By the time the Last War began the Stone Dogs hadn’t spread
deeply but they had dispersed
widely, and had at least a token presence in most major Alliance cities. In many places countermeasures were a case of closing the barn door after the horse was already gone. Preventing the viruses from spreading from places where they were already present to places where they were not- particularly rural areas and more isolated cities- was a much more achievable goal, but even that was made challenging by the conditions of the war. Over 250 million persons had been displaced by the strikes against major cities in the first stage of the war, most internally, and they flooded into the countryside and relatively untouched cities in search of safety. The nature of total war on a global scale also necessitated long-distance transportation of war materials, soldiers, and essential workers in a way that made full quarantine very, very hard.
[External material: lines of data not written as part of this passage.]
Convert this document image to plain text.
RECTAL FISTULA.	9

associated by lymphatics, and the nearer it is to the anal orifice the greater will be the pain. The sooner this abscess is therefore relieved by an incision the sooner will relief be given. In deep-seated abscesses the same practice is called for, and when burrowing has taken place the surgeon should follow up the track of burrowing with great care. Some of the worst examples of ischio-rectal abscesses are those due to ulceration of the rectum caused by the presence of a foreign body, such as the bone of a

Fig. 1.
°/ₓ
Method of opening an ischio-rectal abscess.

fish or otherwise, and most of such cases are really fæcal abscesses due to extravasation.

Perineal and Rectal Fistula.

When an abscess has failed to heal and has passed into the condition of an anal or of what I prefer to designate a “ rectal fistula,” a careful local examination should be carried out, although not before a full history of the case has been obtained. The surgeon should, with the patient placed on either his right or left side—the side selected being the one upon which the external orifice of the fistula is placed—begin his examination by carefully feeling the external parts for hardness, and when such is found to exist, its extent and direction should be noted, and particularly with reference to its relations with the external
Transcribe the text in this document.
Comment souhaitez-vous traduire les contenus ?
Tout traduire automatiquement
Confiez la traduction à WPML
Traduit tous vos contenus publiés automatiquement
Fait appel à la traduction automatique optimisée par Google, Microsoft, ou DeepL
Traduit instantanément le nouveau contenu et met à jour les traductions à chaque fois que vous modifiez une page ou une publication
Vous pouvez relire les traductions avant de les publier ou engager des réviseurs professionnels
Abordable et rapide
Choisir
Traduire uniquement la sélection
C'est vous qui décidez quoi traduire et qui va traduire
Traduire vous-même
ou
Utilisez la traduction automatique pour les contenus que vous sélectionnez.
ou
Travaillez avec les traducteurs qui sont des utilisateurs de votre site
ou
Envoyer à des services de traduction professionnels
In Europe, where the Alliance was attempting to actively prosecute conventional warfare and countries like France and Germany had been prioritized for strategic strikes, public health was
very badly compromised. In the United States you had a partial quarantine- very strict in regions like Old Mexico, Ixcanha, and Guatemala that were in proximity to Centroamerica and had known outbreaks, and in states with major transportation hubs like New York, but more mixed elsewhere. In general, it was just very hard to halt the spread of multiple diseases with incubations measured in months, a high rate of asymptomatic carries, and diverse presentations. Still, policies advocated for by medical experts and implemented by national governments- even if they were implemented poorly or just in part- would ultimately save hundreds of millions of lives. A team in formerly neutral Scandinavia worked out tests for two of the Stone Dogs in late February of ’82 and a team in La Plata announced a test for the third days later.
It was in late March that the dying began in earnest.